A federal judge has ordered the Mexico City government to compensate tenants affected by the Covid-19 pandemic.
Through a press release, the Habitat International Coalition América Latina (HIC-AL), a global human rights NGO, shared this week that the authorities in Mexico City are obliged to apply measures guaranteeing housing in the context of the Covid-19 pandemic.
According to the statement, a federal district judge ordered Mexico City Mayor Claudia Sheinbaum to set out a policy that prevents and mitigates the social and economic effects of the pandemic on the city’s tenants.

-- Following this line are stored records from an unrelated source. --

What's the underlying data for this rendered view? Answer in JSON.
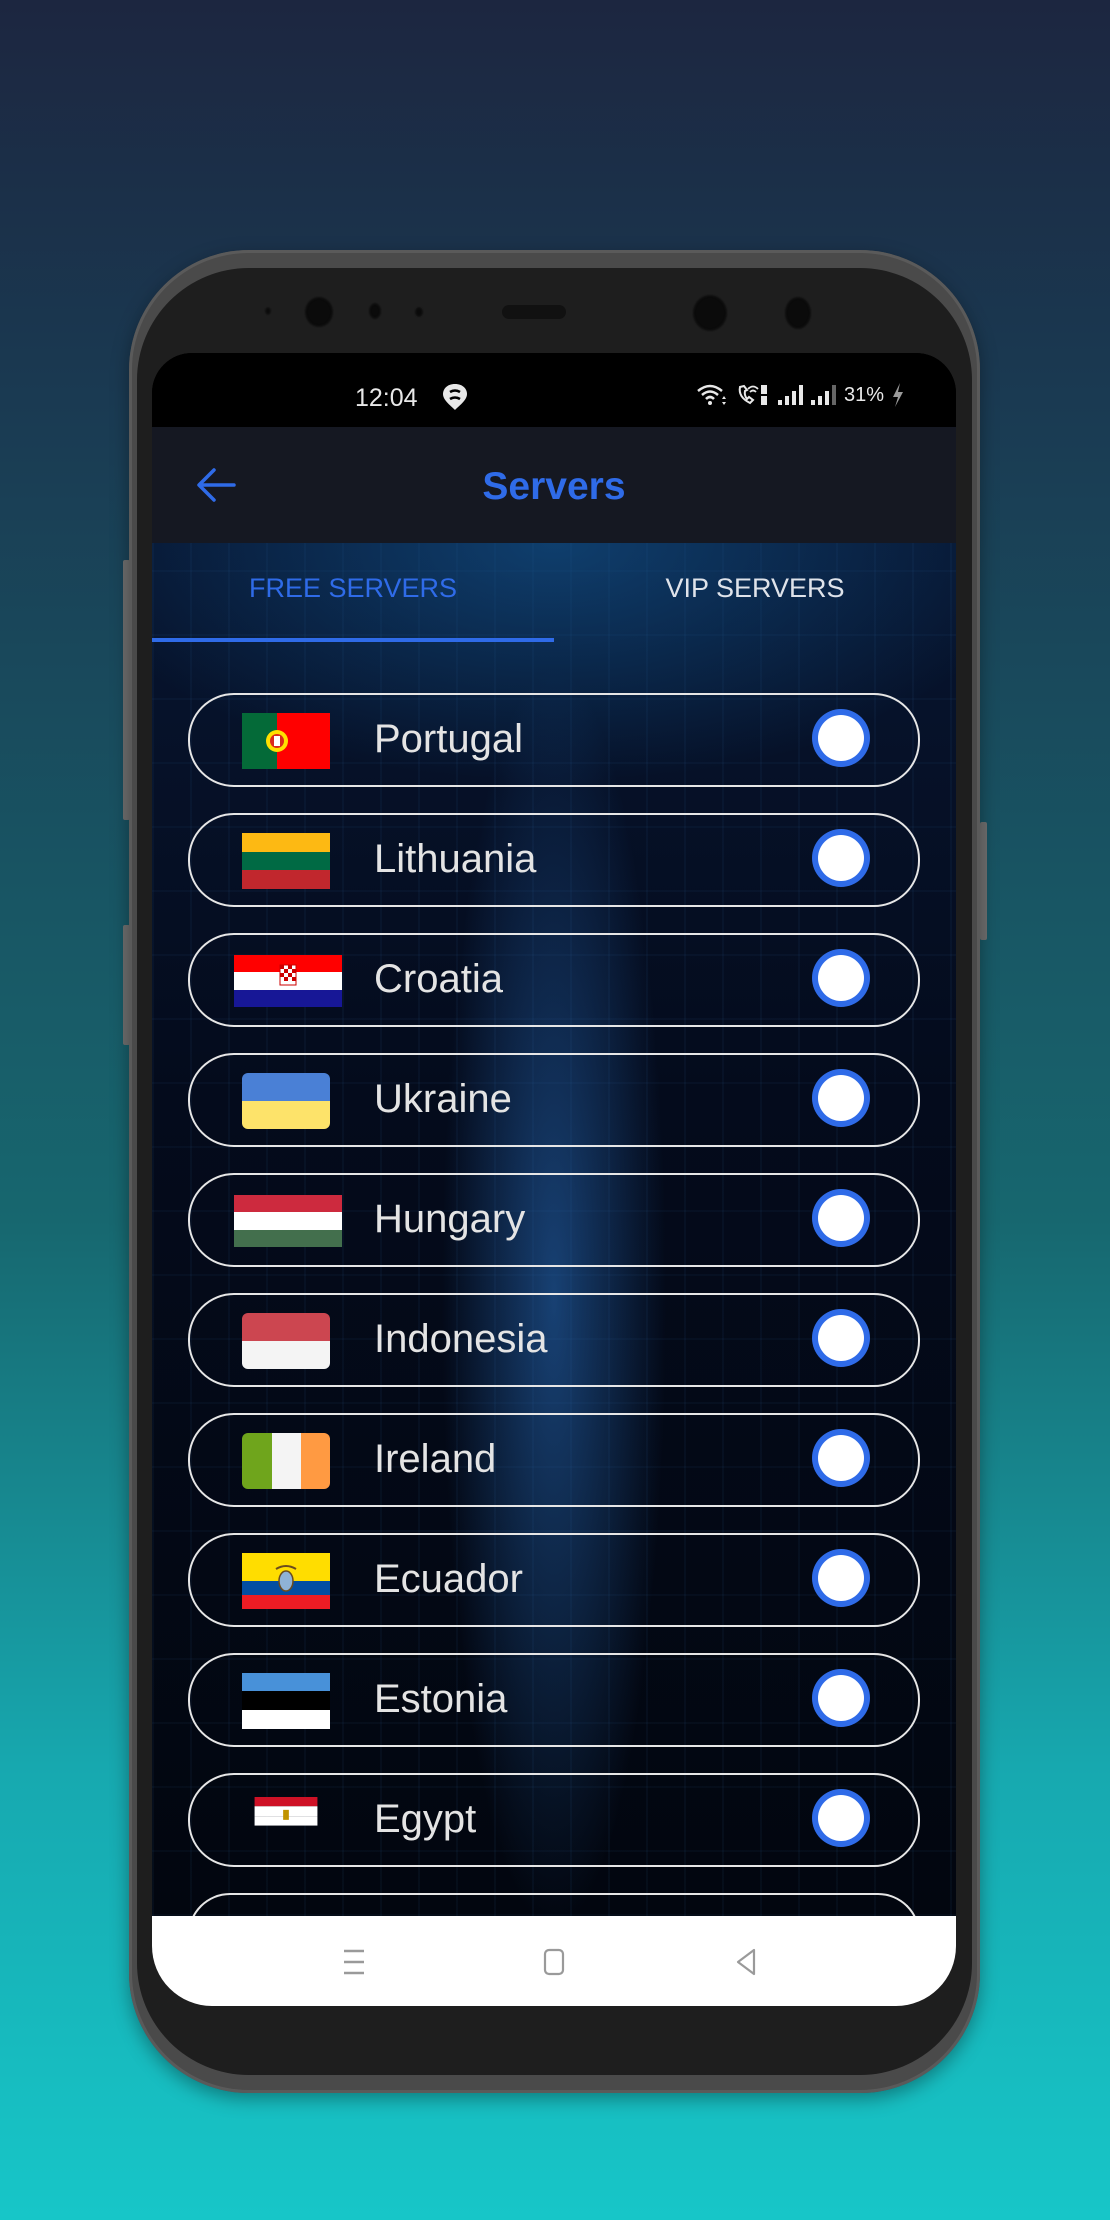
{
  "status_bar": {
    "time": "12:04",
    "notification_icon": "location-pin-s-icon",
    "battery": "31%",
    "icons": [
      "wifi-icon",
      "wifi-calling-icon",
      "signal-sim1-icon",
      "signal-sim2-icon",
      "battery-charging-icon"
    ]
  },
  "app_bar": {
    "title": "Servers",
    "back_icon": "arrow-left-icon"
  },
  "tabs": [
    {
      "label": "FREE SERVERS",
      "active": true
    },
    {
      "label": "VIP SERVERS",
      "active": false
    }
  ],
  "servers": [
    {
      "name": "Portugal",
      "flag": "portugal-flag",
      "selected": false
    },
    {
      "name": "Lithuania",
      "flag": "lithuania-flag",
      "selected": false
    },
    {
      "name": "Croatia",
      "flag": "croatia-flag",
      "selected": false
    },
    {
      "name": "Ukraine",
      "flag": "ukraine-flag",
      "selected": false
    },
    {
      "name": "Hungary",
      "flag": "hungary-flag",
      "selected": false
    },
    {
      "name": "Indonesia",
      "flag": "indonesia-flag",
      "selected": false
    },
    {
      "name": "Ireland",
      "flag": "ireland-flag",
      "selected": false
    },
    {
      "name": "Ecuador",
      "flag": "ecuador-flag",
      "selected": false
    },
    {
      "name": "Estonia",
      "flag": "estonia-flag",
      "selected": false
    },
    {
      "name": "Egypt",
      "flag": "egypt-flag",
      "selected": false
    }
  ],
  "nav_bar": [
    "recent-apps-icon",
    "home-icon",
    "back-icon"
  ],
  "colors": {
    "accent": "#2f6be8",
    "appbar_bg": "#151822",
    "text_light": "#e4e4e4"
  }
}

The decision stems from an appeal pushed by lawyer Carla Luisa Escoffié Duarte regarding the case of a woman named María Luisa, who lost her job during the pandemic-induced economic crisis in 2020.
Unable to pay the rent, the landlord evicted Maria Luisa, along with her 80-year-old mother and young son, from the house where she had lived for 45 years.
On August 10, a Mexican court ruled in favor of Maria Luisa’s family, saying that Mexico City authorities had failed to take steps to protect citizens from the effects of the pandemic on access to housing.
As Ms. Escoffié, legal adviser to María Luisa, explained with the judge’s decision, the “omissions” of the Mexico City government during the pandemic are recognized as a violation of the right to housing themselves.
“It is a call to the governments of other states, a precedent that can help us understand the extent of government responsibility for housing in situations such as the pandemic or similar circumstances,” said Ms. Escoffié. at Aztec Reports.
The judge’s verdict quotes UN expert Leilani Farha, who in March 2020 urged governments “to take extraordinary measures to ensure the right to housing for all to protect against the pandemic”.
A request ignored by the Mexican authorities, according to the judge, since the request indicated that in Mexico, no level of government sought to prevent vulnerable people from becoming homeless.
According to the survey of the Effects of COVID-19 on the welfare of Mexican householdsin May 2020, at the height of the pandemic, 8.9 million people, or 15.5% of the working population, were unemployed.
In addition, 35% of people said their income had been reduced by 50% during the same period.
Economic conditions worsened by unforeseen health, lack of legislation and underlying inequalities in the housing market in Mexico led to the eviction of 15% of tenants from their homes in January 2022, some of them in violent conditions , according to the latest HIC-AL survey.
In addition, 32% of respondents said they had to move, while 55% said they had difficulty paying their rent.
Unlike other countries that have issued policies to suspend evictions for non-payment and freeze rent and overdue mortgage collections, Mexico’s efforts have been limited to welfare without any consideration for the tenants.
“In Mexico, we still don’t conceptualize this situation as a housing rights issue,” Ms. Escoffié said. “In Mexico we still believe that the right to housing is limited only to the preservation of a house that is already in your property, as if the right were limited to protecting the heritage of those who have already been able to buy a house and not the protection of tenants.